Pope’s Ire Aimed at Wrong Target
Pope Benedict XVI can’t wait to crack down on “radical feminist” nuns.
But will he ever really crack down on protectors of pedophile priests?
A Vatican-led investigation of the Leadership Conference of Women Religious cites the nuns’ silence on abortion and same-sex marriage. How bad is that up against the silence of church officials, from parish priests to the Vatican, who ignored and concealed child sex crimes?
By ironic coincidence, news about the Vatican’s effort to rein in the conference — the largest and most influential group of Catholic nuns in the United States — broke the same day the Rev. Bradley M. Schaeffer resigned from the Boston College Board of Trustees after growing public criticism over the role he played in supervising a former Jesuit priest who allegedly molested dozens of children over a span of 40 years.
The juxtaposition of the two events exposes a familiar church mindset.

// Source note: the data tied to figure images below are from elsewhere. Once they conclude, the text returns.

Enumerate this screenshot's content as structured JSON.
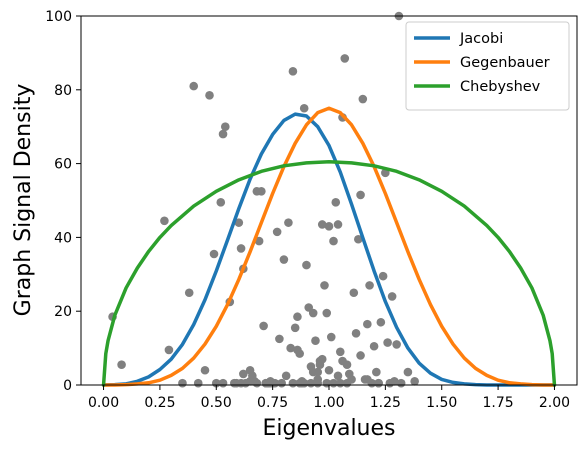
{
  "chart_data": {
    "type": "line",
    "xlabel": "Eigenvalues",
    "ylabel": "Graph Signal Density",
    "xlim": [
      -0.1,
      2.1
    ],
    "ylim": [
      0,
      100
    ],
    "xticks": [
      0.0,
      0.25,
      0.5,
      0.75,
      1.0,
      1.25,
      1.5,
      1.75,
      2.0
    ],
    "xtick_labels": [
      "0.00",
      "0.25",
      "0.50",
      "0.75",
      "1.00",
      "1.25",
      "1.50",
      "1.75",
      "2.00"
    ],
    "yticks": [
      0,
      20,
      40,
      60,
      80,
      100
    ],
    "ytick_labels": [
      "0",
      "20",
      "40",
      "60",
      "80",
      "100"
    ],
    "grid": false,
    "legend_position": "top-right",
    "series": [
      {
        "name": "Jacobi",
        "color": "#1f77b4",
        "x": [
          0.0,
          0.05,
          0.1,
          0.15,
          0.2,
          0.25,
          0.3,
          0.35,
          0.4,
          0.45,
          0.5,
          0.55,
          0.6,
          0.65,
          0.7,
          0.75,
          0.8,
          0.85,
          0.9,
          0.95,
          1.0,
          1.05,
          1.1,
          1.15,
          1.2,
          1.25,
          1.3,
          1.35,
          1.4,
          1.45,
          1.5,
          1.55,
          1.6,
          1.65,
          1.7,
          1.75,
          1.8,
          1.85,
          1.9,
          1.95,
          2.0
        ],
        "y": [
          0.0,
          0.1,
          0.3,
          1.0,
          2.2,
          4.2,
          7.0,
          11.0,
          16.4,
          23.1,
          30.9,
          39.3,
          47.8,
          55.8,
          62.6,
          67.9,
          71.7,
          73.4,
          72.9,
          70.0,
          64.9,
          57.7,
          49.0,
          39.9,
          30.9,
          22.6,
          15.6,
          10.0,
          5.9,
          3.2,
          1.5,
          0.7,
          0.3,
          0.1,
          0.0,
          0.0,
          0.0,
          0.0,
          0.0,
          0.0,
          0.0
        ]
      },
      {
        "name": "Gegenbauer",
        "color": "#ff7f0e",
        "x": [
          0.0,
          0.05,
          0.1,
          0.15,
          0.2,
          0.25,
          0.3,
          0.35,
          0.4,
          0.45,
          0.5,
          0.55,
          0.6,
          0.65,
          0.7,
          0.75,
          0.8,
          0.85,
          0.9,
          0.95,
          1.0,
          1.05,
          1.1,
          1.15,
          1.2,
          1.25,
          1.3,
          1.35,
          1.4,
          1.45,
          1.5,
          1.55,
          1.6,
          1.65,
          1.7,
          1.75,
          1.8,
          1.85,
          1.9,
          1.95,
          2.0
        ],
        "y": [
          0.0,
          0.0,
          0.1,
          0.3,
          0.6,
          1.3,
          2.6,
          4.5,
          7.3,
          11.1,
          15.9,
          21.8,
          28.6,
          36.1,
          44.0,
          51.9,
          59.2,
          65.5,
          70.5,
          73.8,
          75.0,
          73.8,
          70.5,
          65.5,
          59.2,
          51.9,
          44.0,
          36.1,
          28.6,
          21.8,
          15.9,
          11.1,
          7.3,
          4.5,
          2.6,
          1.3,
          0.6,
          0.3,
          0.1,
          0.0,
          0.0
        ]
      },
      {
        "name": "Chebyshev",
        "color": "#2ca02c",
        "x": [
          0.0,
          0.01,
          0.02,
          0.05,
          0.1,
          0.15,
          0.2,
          0.25,
          0.3,
          0.4,
          0.5,
          0.6,
          0.7,
          0.8,
          0.9,
          1.0,
          1.1,
          1.2,
          1.3,
          1.4,
          1.5,
          1.6,
          1.7,
          1.75,
          1.8,
          1.85,
          1.9,
          1.95,
          1.98,
          1.99,
          2.0
        ],
        "y": [
          0.0,
          8.5,
          12.0,
          18.9,
          26.3,
          31.7,
          36.2,
          40.0,
          43.2,
          48.5,
          52.5,
          55.6,
          57.9,
          59.4,
          60.2,
          60.5,
          60.2,
          59.4,
          57.9,
          55.6,
          52.5,
          48.5,
          43.2,
          40.0,
          36.2,
          31.7,
          26.3,
          18.9,
          12.0,
          8.5,
          0.0
        ]
      }
    ],
    "scatter": {
      "color": "#808080",
      "x": [
        0.04,
        0.08,
        0.27,
        0.29,
        0.35,
        0.38,
        0.4,
        0.42,
        0.45,
        0.47,
        0.49,
        0.5,
        0.52,
        0.53,
        0.54,
        0.56,
        0.58,
        0.6,
        0.61,
        0.62,
        0.63,
        0.65,
        0.66,
        0.67,
        0.68,
        0.69,
        0.7,
        0.71,
        0.72,
        0.73,
        0.74,
        0.75,
        0.76,
        0.77,
        0.78,
        0.79,
        0.8,
        0.81,
        0.82,
        0.83,
        0.84,
        0.85,
        0.86,
        0.87,
        0.88,
        0.89,
        0.9,
        0.91,
        0.92,
        0.93,
        0.94,
        0.95,
        0.96,
        0.97,
        0.98,
        0.99,
        1.0,
        1.01,
        1.02,
        1.03,
        1.04,
        1.05,
        1.06,
        1.07,
        1.08,
        1.09,
        1.1,
        1.11,
        1.12,
        1.13,
        1.14,
        1.15,
        1.16,
        1.17,
        1.18,
        1.19,
        1.2,
        1.21,
        1.22,
        1.23,
        1.24,
        1.25,
        1.26,
        1.27,
        1.28,
        1.29,
        1.3,
        1.31,
        1.32,
        1.35,
        1.38,
        0.68,
        0.72,
        0.74,
        0.86,
        0.88,
        0.93,
        0.96,
        0.99,
        1.02,
        1.06,
        1.14,
        0.84,
        0.87,
        0.97,
        1.04,
        0.62,
        0.65,
        0.95,
        1.0,
        1.08,
        1.17,
        0.73,
        0.89,
        0.92,
        1.22,
        0.53,
        0.59,
        0.61,
        0.95,
        1.05
      ],
      "y": [
        18.5,
        5.5,
        44.5,
        9.5,
        0.5,
        25.0,
        81.0,
        0.5,
        4.0,
        78.5,
        35.5,
        0.5,
        49.5,
        68.0,
        70.0,
        22.5,
        0.5,
        44.0,
        37.0,
        31.5,
        0.5,
        4.0,
        2.5,
        1.0,
        52.5,
        39.0,
        52.5,
        16.0,
        0.5,
        0.5,
        1.0,
        0.5,
        0.5,
        41.5,
        12.5,
        0.5,
        34.0,
        2.5,
        44.0,
        10.0,
        85.0,
        15.5,
        18.5,
        8.5,
        0.5,
        75.0,
        32.5,
        21.0,
        5.0,
        19.5,
        12.0,
        3.5,
        6.5,
        43.5,
        27.0,
        19.5,
        43.0,
        13.0,
        39.0,
        49.5,
        43.5,
        9.0,
        72.5,
        88.5,
        5.5,
        3.0,
        1.5,
        25.0,
        14.0,
        39.5,
        51.5,
        77.5,
        1.5,
        16.5,
        27.0,
        0.5,
        10.5,
        3.5,
        0.5,
        17.0,
        29.5,
        57.5,
        11.5,
        0.5,
        24.0,
        1.0,
        11.0,
        100.0,
        0.5,
        3.5,
        1.0,
        0.5,
        0.5,
        0.5,
        9.5,
        1.0,
        3.5,
        5.5,
        0.5,
        0.5,
        6.5,
        8.0,
        0.5,
        0.5,
        7.0,
        2.5,
        3.0,
        1.0,
        1.5,
        4.0,
        0.5,
        1.5,
        0.5,
        0.5,
        0.5,
        0.5,
        0.5,
        0.5,
        0.5,
        0.5,
        0.5
      ]
    }
  }
}
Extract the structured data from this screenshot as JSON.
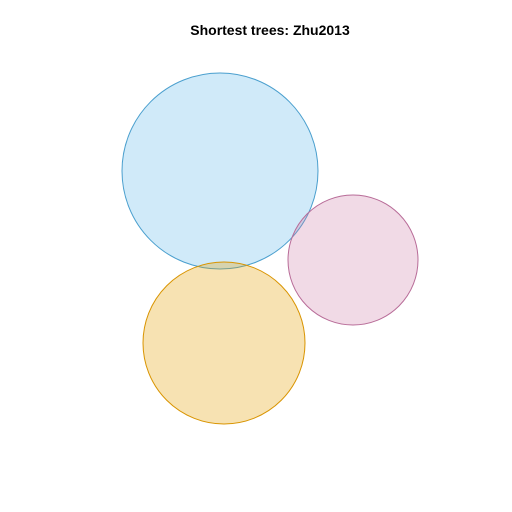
{
  "title": "Shortest trees: Zhu2013",
  "sets": [
    {
      "key": "blue",
      "fill": "#56B4E9",
      "stroke": "#4A9FCE",
      "fill_opacity": 0.28
    },
    {
      "key": "pink",
      "fill": "#CC79A7",
      "stroke": "#B86C98",
      "fill_opacity": 0.28
    },
    {
      "key": "orange",
      "fill": "#E69F00",
      "stroke": "#D99400",
      "fill_opacity": 0.3
    }
  ]
}
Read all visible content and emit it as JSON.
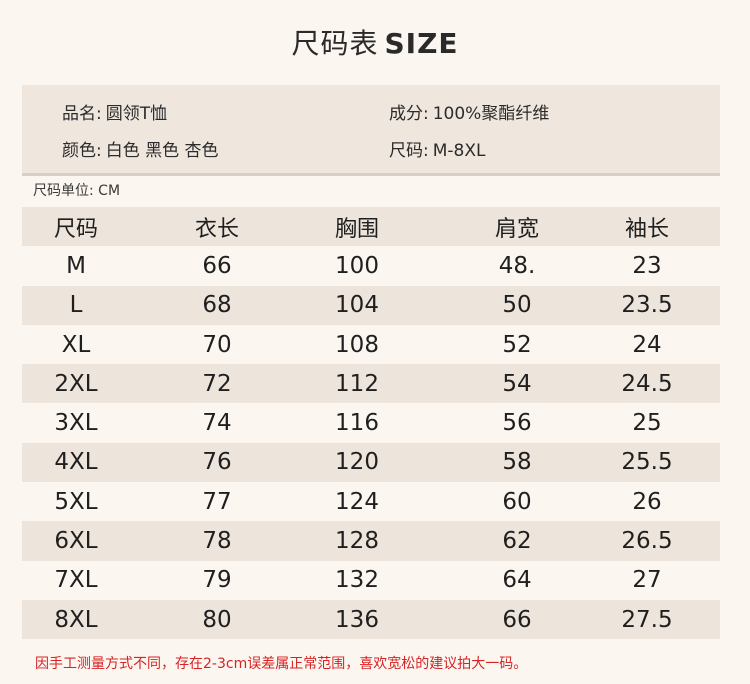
{
  "title": {
    "cn": "尺码表",
    "en": "SIZE"
  },
  "info": {
    "name_label": "品名:",
    "name_value": "圆领T恤",
    "material_label": "成分:",
    "material_value": "100%聚酯纤维",
    "color_label": "颜色:",
    "color_value": "白色 黑色 杏色",
    "size_label": "尺码:",
    "size_value": "M-8XL"
  },
  "unit_text": "尺码单位: CM",
  "table": {
    "headers": [
      "尺码",
      "衣长",
      "胸围",
      "肩宽",
      "袖长"
    ],
    "rows": [
      [
        "M",
        "66",
        "100",
        "48.",
        "23"
      ],
      [
        "L",
        "68",
        "104",
        "50",
        "23.5"
      ],
      [
        "XL",
        "70",
        "108",
        "52",
        "24"
      ],
      [
        "2XL",
        "72",
        "112",
        "54",
        "24.5"
      ],
      [
        "3XL",
        "74",
        "116",
        "56",
        "25"
      ],
      [
        "4XL",
        "76",
        "120",
        "58",
        "25.5"
      ],
      [
        "5XL",
        "77",
        "124",
        "60",
        "26"
      ],
      [
        "6XL",
        "78",
        "128",
        "62",
        "26.5"
      ],
      [
        "7XL",
        "79",
        "132",
        "64",
        "27"
      ],
      [
        "8XL",
        "80",
        "136",
        "66",
        "27.5"
      ]
    ]
  },
  "note": "因手工测量方式不同，存在2-3cm误差属正常范围，喜欢宽松的建议拍大一码。",
  "colors": {
    "background": "#fcf6f1",
    "shade": "#ede5dc",
    "note": "#d42424"
  }
}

Perceived threats to his authority swiftly grab the pope’s attention. Accountability for long-ago threats to children is still something to dodge.
The Vatican launched an investigation of the nuns in 2008, concerned by what it views as the group’s increasingly liberal tilt. An American bishop is now charged with reeling them in, after the investigation revealed “serious doctrinal problems” relating to “radical feminist themes incompatible with the Catholic faith.” The nuns were also reprimanded for public statements that put them at odds with Catholic bishops during the 2010 debate over health care reform.
This follows Benedict’s recent condemnation of dissident priests. During a Holy Thursday Mass, the pope publicly rebuked a group of Austrian priests who challenged the church on priestly celibacy and the ban on female priests; disobedience would not be tolerated, he said.